对明代灾害史的研究一直以来是史学界的一个重要研究话题。近年来,随着学界对明朝灾荒研究的不断深入,关于明朝的备荒仓储、水利建设、蠲免、赈济、养恤等传统救灾领域的研究成果十分丰富,有力地促进了明朝灾害史研究的发展。与此同时,学界也有将灾异与明朝政治联系起来进行考察研究的成果。肖平《试论灾异与万历政局》一文将万历时期的张居正改革、矿监税使、争国本、朝臣攻讦等政治事件与自然灾异联系起来,以此探究灾异对万历朝政局所起的作用。徐芳芳《明朝官方禳灾研究》一文本质上也是关于明代政治思想层面的,作者认为,面对灾荒,统治者都会进行祈祷以求消弭灾害,禳灾作为一种修省的举措在明朝贯穿始终,它对明朝的政治和社会文化产生了重要影响。周致元《明世宗朝的弥灾修省活动》一文是从宗教学的角度对明世宗的修省消灾活动进行考察的。鞠明库《试论灾害在明代政治中的角色与作用》一文认为灾害能影响明代的国家政治,主要体现在:灾害是约束皇权的凭依;灾害成为皇帝修省罪己和官员指陈时弊的契机等。鞠明库《自然灾害与明代政局演进》一文从“灾异天谴说”出发,认为皇帝和官员都把灾异作为一种政治手段,在成化朝西厂的废立问题、嘉靖年间的内阁之争以及万历时期张居正主政和矿监税使等政治活动中,灾异都产生了重要的影响。余焜《敬天恤民:明成化弘治时期修省弭灾探研》一文认为,成化和弘治时期社会安定,皇帝和官员进行的因灾修省推动了明代社会的发展,并对明代政治的发展产生了重要的影响。

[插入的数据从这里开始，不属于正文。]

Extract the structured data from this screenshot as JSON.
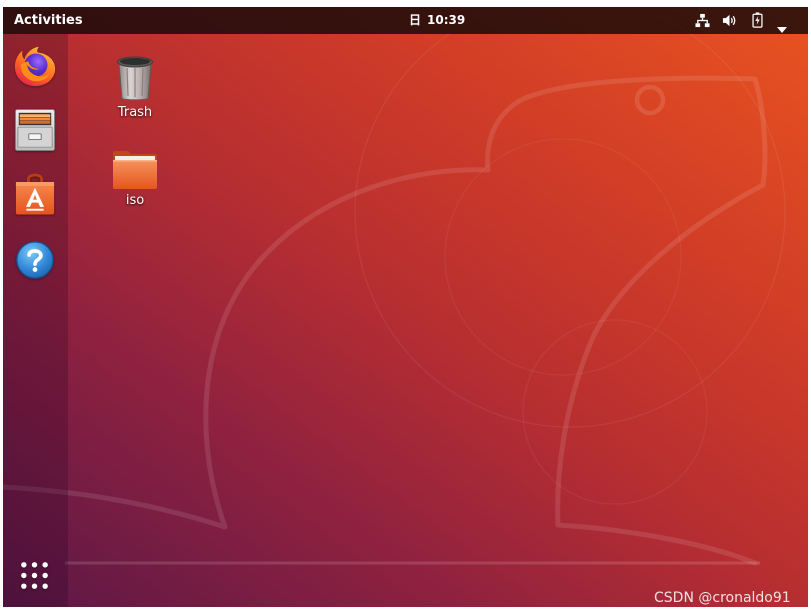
{
  "topbar": {
    "activities_label": "Activities",
    "clock": {
      "weekday": "日",
      "time": "10:39"
    },
    "status_icons": {
      "network": "network-wired-icon",
      "volume": "volume-icon",
      "battery": "battery-charging-icon",
      "menu": "dropdown-arrow-icon"
    }
  },
  "dock": {
    "apps": [
      {
        "icon": "firefox-icon"
      },
      {
        "icon": "files-icon"
      },
      {
        "icon": "ubuntu-software-icon"
      },
      {
        "icon": "help-icon"
      }
    ],
    "show_applications_icon": "show-applications-icon"
  },
  "desktop": {
    "items": [
      {
        "label": "Trash",
        "icon": "trash-icon"
      },
      {
        "label": "iso",
        "icon": "folder-icon"
      }
    ]
  },
  "watermark": "CSDN @cronaldo91",
  "colors": {
    "accent": "#E95420",
    "wallpaper_purple": "#5B1846",
    "wallpaper_red": "#B72E31",
    "label_text": "#FFFFFF"
  }
}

综上可见,目前学界对明代灾异与政治的研究,或是对整个明朝进行的宏观研究,或是对万历朝等某个具体历史时期的研究。笔者认为,嘉靖时期是明朝历史发展过程中的一个转折时期,这一时期上接明英宗正统以来政治日趋腐败和黑暗的局面,下启隆庆和万历初期社会大改革的重要阶段,正好处于明朝中期社会改革发展的重要拐点,可以说,明朝前期百余年的政治积弊到了嘉靖朝积重难返,正因如此,后来的高拱、张居正等人遂进行全面改革,力图重振国力。与此同时,嘉靖时期商品经济进一步发展,思想文化日趋自由,这些新的气象也对明代后期的社会发展产生了重要的影响。而这一时期,频繁发生的自然灾异屡屡引起嘉靖君臣的重视,他们借助灾异在大礼议、宦官整顿等政治活动中,采取一些政治手段以推动嘉靖政局的平稳发展。因此,笔者认为,对嘉靖时期灾异与政局关系实有深入探讨的必要。

二、“天人感应”影响下明代帝王对灾异的应对

灾异作为一种客观存在的自然现象,是不以人的意志为转移的。中国古代,由于生产力水平低下,科学技术也很不发达,人们往往把灾异的发生看作是上天对人间的警示,如果吏治清明,社会稳定,百姓安居乐业,就会天降祥瑞,而一旦政治腐败,社会动荡,上苍就会以灾异的形式向人间发出震慑,久而久之,在古人的心中,“天人感应”的思想逐渐成熟。这种思想早在我国先秦时期就已经出现,到西汉时期,董仲舒在《春秋繁露》中将这种思想更加理论化,“灾者,天之谴也,异者,天之威也。凡灾异之本,皆生于国家之失,国家之失始萌芽,而天出灾异以谴告之,谴告之而不知变,乃见怪异以惊骇之”[1]318。在董仲舒看来,灾异是上天对人间君王的失政所发出的警告,君主受命于天,君权神授的思想深深植根于历代君王的头脑中,因此,面对上天的警示,历代君王自然不敢怠慢。董仲舒的“天人感应”思想影响十分深远,明代统治者也深受这种思想的影响,一旦出现灾异,就会借此进行修省和祭告上天,以消弭灾变。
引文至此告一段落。